In gioventù, un anno prima dell’elezione di Reagan, tradussi e introdussi un pamphlet molto critico sulla società statunitense, pur manifestando alcune riserve sul radicalismo dell’impostazione di Giorgio Locchi e Alain de Benoist; era l’epoca in cui l’America era in piena crisi di coscienza dopo il disastro del Vietnam e la New Left stava trionfando. Poi venne Reagan, personaggio a mio giudizio molto superiore alla Thatcher, che secondo me non può essere liquidato nella categoria del liberismo. Con lui e Giovanni Paolo II ha avuto inizio il riarmo morale dell’Occidente, che ci ha liberato dalla minaccia sovietica.Questo però non ha fatto venir meno le mie perplessità su molti aspetti della civilizzazione statunitense, che dopo il decennio reaganiano sono tornati ad avere la meglio. Sono convinto che molti mali della società italiana ed europea derivino dalla accettazione acritica della way of life d’oltre Oceano e anche della cultura liberal e radical statunitense. Basti pensare alla demolizione dei monumenti a Colombo, alle assurdità del politicamente corretto, al terrorismo del “me too”, alla censura ormai in atto in molte università per chi si discosta dal pensiero dominante rischia il licenziamento, dalla lotta nei programmi di studio agli “uomini bianchi morti”. Tutte follie che ben conosciamo.
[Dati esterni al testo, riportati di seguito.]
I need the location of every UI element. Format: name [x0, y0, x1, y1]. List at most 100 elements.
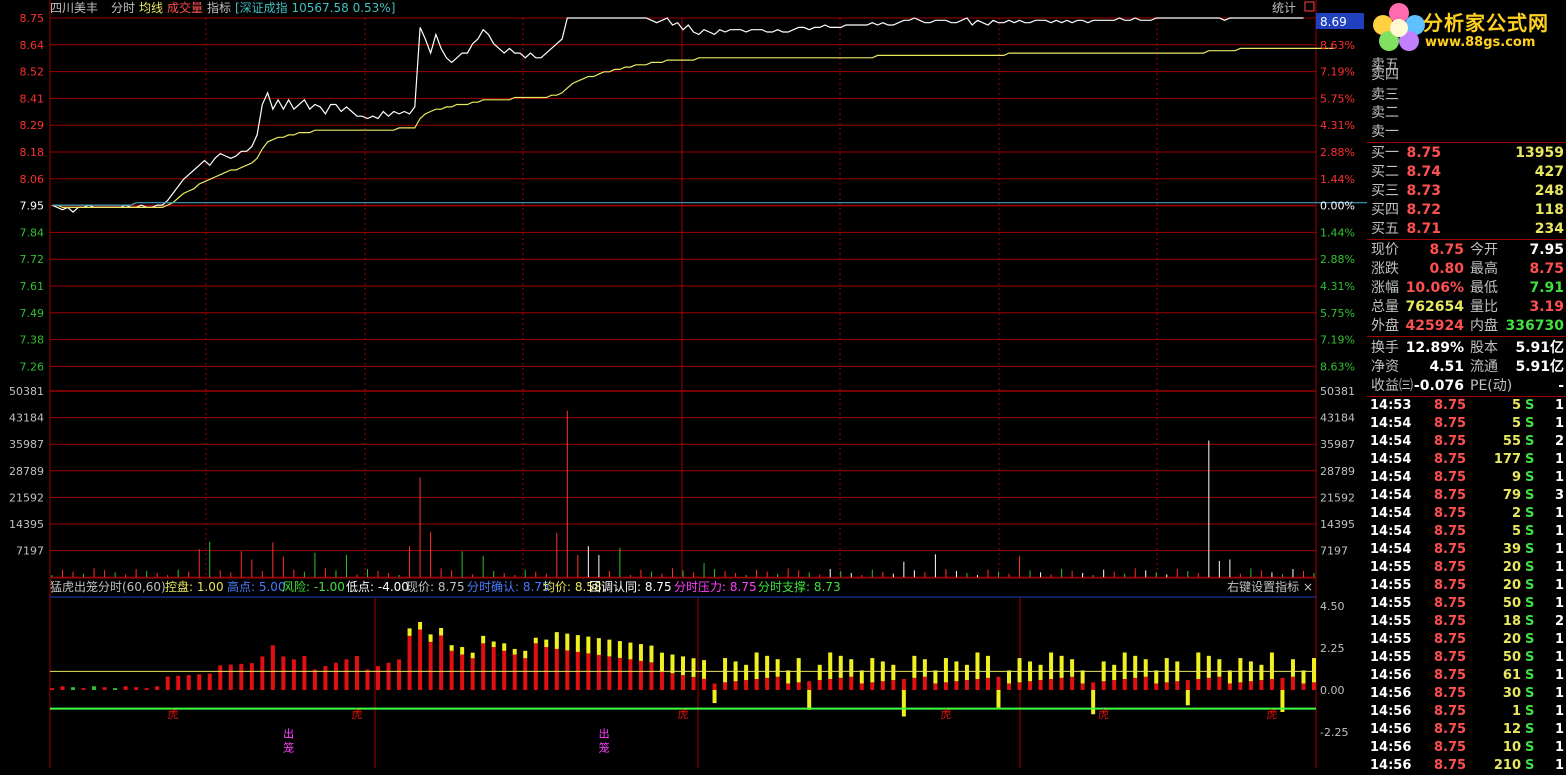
tick-side: S [1525, 434, 1535, 449]
volume-tick-label-right: 50381 [1320, 385, 1355, 398]
tick-volume: 177 [1493, 452, 1521, 467]
indicator-yellow-bar [891, 664, 896, 681]
tick-row: 14:56 8.75 12 S 1 [1367, 721, 1566, 739]
percent-tick-label: 2.88% [1320, 253, 1355, 266]
indicator-red-bar [249, 663, 254, 690]
buy-level-row: 买三 8.73 248 [1367, 182, 1566, 200]
indicator-red-bar [365, 669, 370, 690]
indicator-red-bar [1080, 683, 1085, 690]
tick-row: 14:55 8.75 50 S 1 [1367, 595, 1566, 613]
tick-volume: 12 [1502, 722, 1521, 737]
indicator-red-bar [1269, 678, 1274, 690]
indicator-red-bar [333, 662, 338, 690]
indicator-red-bar [1301, 683, 1306, 690]
tick-time: 14:54 [1370, 542, 1412, 557]
indicator-item: 分时支撑: 8.73 [758, 579, 841, 594]
tick-count: 1 [1554, 596, 1564, 611]
tick-time: 14:54 [1370, 524, 1412, 539]
indicator-red-bar [123, 686, 128, 690]
tick-row: 14:54 8.75 55 S 2 [1367, 433, 1566, 451]
tab-indicator[interactable]: 指标 [207, 0, 231, 15]
quote-panel: 卖五 卖四 卖三 卖二 卖一 买一 8.75 13959 买二 8.74 427 买三 8.73 248 买… [1367, 0, 1566, 773]
indicator-red-bar [828, 678, 833, 690]
intraday-chart[interactable]: 虎虎虎虎虎虎出笼出笼 8.758.64 8.63%8.52 7.19%8.41 5.7… [0, 0, 1367, 768]
indicator-red-bar [533, 643, 538, 690]
indicator-red-bar [1238, 682, 1243, 690]
indicator-yellow-bar [817, 664, 822, 681]
tick-volume: 79 [1502, 488, 1521, 503]
tick-volume: 20 [1502, 578, 1521, 593]
indicator-settings-button[interactable]: 右键设置指标 × [1227, 579, 1313, 594]
indicator-yellow-bar [1301, 670, 1306, 684]
indicator-red-bar [1017, 682, 1022, 690]
tick-price: 8.75 [1434, 488, 1467, 503]
quote-value: 0.80 [1429, 261, 1464, 277]
tick-row: 14:54 8.75 5 S 1 [1367, 415, 1566, 433]
quote-label: 换手 [1371, 340, 1399, 356]
quote-value: 762654 [1405, 299, 1464, 315]
quote-label: 最高 [1470, 261, 1498, 277]
tick-time: 14:54 [1370, 470, 1412, 485]
tick-row: 14:56 8.75 30 S 1 [1367, 685, 1566, 703]
indicator-red-bar [1175, 681, 1180, 690]
buy-level-label: 买三 [1371, 183, 1399, 199]
indicator-yellow-bar [859, 670, 864, 684]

Credo però che negli Stati Uniti sia opportuno distinguere la “cornice” (gli Stati della costa) dal “quadro”: gli Stati di un’America profonda ancora legata a determinati valori etici, che in certi casi, pur fra molte esagerazioni (il fondamentalismo biblico, per esempio) potrebbero impartire lezioni a noi europei.
Quanto alla politica estera, è giusto mantenere sempre la rotta dell’interesse nazionale, senza dimenticare però che una nazione come la nostra, che non vuole investire una quota adeguata del suo Pil per la difesa e che ha abolito addirittura il servizio di leva, non può prescindere dall’adesione alla Nato.